Everything stems from developing relationships

Ōmura has always treasured novel encounters and surprises everyone with his wide circle of friends and acquaintances. The winner of the 2001 Nobel Prize in Chemistry, Barry Sharpless is one of them. It was only one month before receiving the prize that he gave a lecture at a KMC seminar. He was invited to the Max Tishler Memorial Seminar sponsored by Ōmura and visited Japan again for a meeting of a joint research project that he proposed and has since hosted several graduate researchers from Ōmura's group. In December of 2011, Ōmura was surprised by a visit from two old friends. They were classmates from the graduating year of 1954 from Nirasaki High School. During his high school years, "Ōmura was very athletic and popular, but he wasn't so studious," laughs Shogo Takayanagi (who now runs a consulting office in Saitama City). Hiroyasu Uchida (former commissioner of the Agency for Cultural Affairs, and Managing Director at the Educational Foundation Nikaido Gakuen, who had moved to Yamanashi from Tokyo) comments, "We were in separate classes, but somehow we got along." Both agreed that, "Ōmura hasn't changed at all." "I can tell you that he wouldn't be here if it wasn't for his mom and his wife," smiles Takayanagi. Even though Ōmura may not verbalize it, he must have the same feeling deep down, he adds. Nodding in agreement with Takayanagi's comment, Uchida remembers the early days in Yamanashi, "we had to live a tough life because the social climate was so strict. I'm sure it influenced our lives in many ways." When Ōmura decided on attending Yamanashi University, Takayanagi thought that he would probably become a science teacher or a local village head. However, Ōmura had suddenly exhibited "extreme focus and persistence, nearing a level of insanity." Uchida observed and sees Ōmura's foundation as a researcher in that change of approach. "Louis Pasteur, the world-renowned microbiologist, famously expressed that 'chance favours the prepared mind'. I would like to continue my efforts with humbleness, and pioneer new fields of study", Ōmura relates. As a researcher, a professor, and a entrepreneur, Ōmura has always been consistent, never deviating from his beliefs. We have yet to witness what new developments await beyond his smile.

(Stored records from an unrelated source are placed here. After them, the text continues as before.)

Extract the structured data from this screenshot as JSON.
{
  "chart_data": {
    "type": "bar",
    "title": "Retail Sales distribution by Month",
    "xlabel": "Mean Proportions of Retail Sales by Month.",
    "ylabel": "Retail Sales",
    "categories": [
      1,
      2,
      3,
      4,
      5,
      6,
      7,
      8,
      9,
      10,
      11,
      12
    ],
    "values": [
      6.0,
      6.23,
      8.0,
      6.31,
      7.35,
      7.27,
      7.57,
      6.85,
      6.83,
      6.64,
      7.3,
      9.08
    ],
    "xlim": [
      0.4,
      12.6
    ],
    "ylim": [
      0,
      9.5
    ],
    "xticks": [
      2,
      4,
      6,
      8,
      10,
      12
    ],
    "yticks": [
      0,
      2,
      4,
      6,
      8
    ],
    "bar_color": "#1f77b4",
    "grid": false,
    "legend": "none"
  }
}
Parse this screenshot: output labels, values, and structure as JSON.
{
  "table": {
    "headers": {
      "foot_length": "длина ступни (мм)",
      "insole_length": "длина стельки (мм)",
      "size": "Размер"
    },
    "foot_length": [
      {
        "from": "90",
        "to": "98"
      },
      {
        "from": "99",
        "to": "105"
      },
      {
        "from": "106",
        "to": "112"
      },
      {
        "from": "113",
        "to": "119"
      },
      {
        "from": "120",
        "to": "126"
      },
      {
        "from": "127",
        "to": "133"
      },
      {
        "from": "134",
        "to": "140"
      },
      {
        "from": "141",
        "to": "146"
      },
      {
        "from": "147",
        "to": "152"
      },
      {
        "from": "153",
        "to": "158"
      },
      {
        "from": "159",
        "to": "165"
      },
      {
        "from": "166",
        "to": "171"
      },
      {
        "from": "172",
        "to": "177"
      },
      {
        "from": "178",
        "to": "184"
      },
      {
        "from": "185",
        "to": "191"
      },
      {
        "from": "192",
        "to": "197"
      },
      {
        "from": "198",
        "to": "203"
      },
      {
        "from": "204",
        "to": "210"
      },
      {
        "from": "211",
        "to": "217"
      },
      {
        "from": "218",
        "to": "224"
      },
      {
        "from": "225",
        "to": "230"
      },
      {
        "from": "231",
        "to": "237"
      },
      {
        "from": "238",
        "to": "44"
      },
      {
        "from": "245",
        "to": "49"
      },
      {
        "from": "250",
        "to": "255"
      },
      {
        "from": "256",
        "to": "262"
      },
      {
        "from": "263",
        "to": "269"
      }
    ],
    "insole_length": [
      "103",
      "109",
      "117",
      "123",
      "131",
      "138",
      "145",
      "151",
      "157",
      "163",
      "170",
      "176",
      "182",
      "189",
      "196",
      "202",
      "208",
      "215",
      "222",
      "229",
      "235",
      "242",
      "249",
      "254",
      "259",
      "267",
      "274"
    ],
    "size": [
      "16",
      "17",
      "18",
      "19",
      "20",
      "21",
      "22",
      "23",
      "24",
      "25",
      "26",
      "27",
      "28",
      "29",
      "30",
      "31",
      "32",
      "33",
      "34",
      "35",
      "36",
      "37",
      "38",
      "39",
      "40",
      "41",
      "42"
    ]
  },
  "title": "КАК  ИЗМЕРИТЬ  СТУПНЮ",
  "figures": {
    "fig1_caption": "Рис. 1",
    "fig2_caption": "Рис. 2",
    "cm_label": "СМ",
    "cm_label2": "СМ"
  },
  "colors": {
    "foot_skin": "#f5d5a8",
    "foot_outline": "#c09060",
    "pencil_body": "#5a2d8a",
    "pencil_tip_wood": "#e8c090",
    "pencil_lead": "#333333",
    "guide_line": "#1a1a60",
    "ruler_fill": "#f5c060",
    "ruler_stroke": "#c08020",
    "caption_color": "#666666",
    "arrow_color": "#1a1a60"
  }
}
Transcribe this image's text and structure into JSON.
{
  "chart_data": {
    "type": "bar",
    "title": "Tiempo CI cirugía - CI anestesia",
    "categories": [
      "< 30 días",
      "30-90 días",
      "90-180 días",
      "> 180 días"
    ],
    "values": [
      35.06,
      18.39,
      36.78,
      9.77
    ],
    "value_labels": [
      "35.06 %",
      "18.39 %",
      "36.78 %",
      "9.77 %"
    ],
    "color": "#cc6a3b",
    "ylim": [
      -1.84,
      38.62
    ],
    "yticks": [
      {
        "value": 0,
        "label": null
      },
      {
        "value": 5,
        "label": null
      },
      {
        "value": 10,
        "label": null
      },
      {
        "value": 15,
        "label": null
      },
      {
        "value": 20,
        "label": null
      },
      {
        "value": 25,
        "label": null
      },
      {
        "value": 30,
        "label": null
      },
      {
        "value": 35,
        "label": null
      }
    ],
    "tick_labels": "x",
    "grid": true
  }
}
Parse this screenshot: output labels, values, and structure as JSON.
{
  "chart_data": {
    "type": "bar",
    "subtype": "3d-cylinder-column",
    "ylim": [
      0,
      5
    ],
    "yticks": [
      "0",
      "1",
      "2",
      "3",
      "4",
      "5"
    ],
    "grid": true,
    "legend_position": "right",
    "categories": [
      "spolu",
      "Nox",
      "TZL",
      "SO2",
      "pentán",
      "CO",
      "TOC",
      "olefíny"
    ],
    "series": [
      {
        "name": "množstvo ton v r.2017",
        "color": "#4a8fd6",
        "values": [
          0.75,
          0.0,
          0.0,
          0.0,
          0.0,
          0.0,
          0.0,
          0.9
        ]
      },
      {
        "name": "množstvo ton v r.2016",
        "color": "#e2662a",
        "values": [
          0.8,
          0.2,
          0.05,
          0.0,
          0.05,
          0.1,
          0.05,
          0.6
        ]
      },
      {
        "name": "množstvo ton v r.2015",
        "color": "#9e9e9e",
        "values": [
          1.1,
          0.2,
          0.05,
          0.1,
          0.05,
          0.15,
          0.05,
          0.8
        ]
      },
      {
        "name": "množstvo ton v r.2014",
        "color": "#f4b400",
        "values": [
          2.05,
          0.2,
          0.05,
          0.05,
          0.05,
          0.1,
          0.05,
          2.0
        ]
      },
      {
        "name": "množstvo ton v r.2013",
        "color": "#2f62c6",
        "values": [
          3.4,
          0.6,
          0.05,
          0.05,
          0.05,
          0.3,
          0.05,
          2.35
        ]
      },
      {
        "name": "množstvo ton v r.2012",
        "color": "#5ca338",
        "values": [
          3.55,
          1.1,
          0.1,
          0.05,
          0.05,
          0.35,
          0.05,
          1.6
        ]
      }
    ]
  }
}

Picture : Shogo Takayanagi (Left) and Hiroyasu Uchida (Right). They have known Ōmura for 60 years.


Picture : Ōmura started playing golf after he became ill from over-working and, became a 5 handicap player.

Creating new sites for Learning and Art

Ōmura has long believed that art and science both play a vital role in individual and social development. With a fund that he provided in is home prefecture in Yamanashi in 1995, the Yamanashi Academy of Sciences was established to help drive forward and accelerate the ability to bring science to bear and find ways to improve all aspects of social development. From the viewpoint that a full range of ideas and technology will be needed and that all sectors of society should contribute – especially the young - he devised a series of seminars and encouraged ways and means of information exchange in elementary, middle, and high school students. Furthermore, in 2007, he invested his personal assets to establish the Nirasaki Ōmura Art Museum, which focuses on and displays art by female artists, predominantly Japanese, that he acquired through his continuing role as a leading patron of the arts in Japan.
"People create Yamanashi, and Yamanashi creates Japan. I want to dream with the children, support their dreams and help them to come true," Ōmura affirms.


Picture_1: It is Yamanashi Academy of Sciences' responsibility to provide an environment to appreciate chemistry


Picture_2: Both the Yatsugatake and Mount Fuji can be seen from Nirasaki Ōmura Art Museum


Picture_3: Taken in the "Keisetsu Dorm," which is his remodeled home. Periodically, he invites his students to come over and discuss various topics while eating and sleeping together.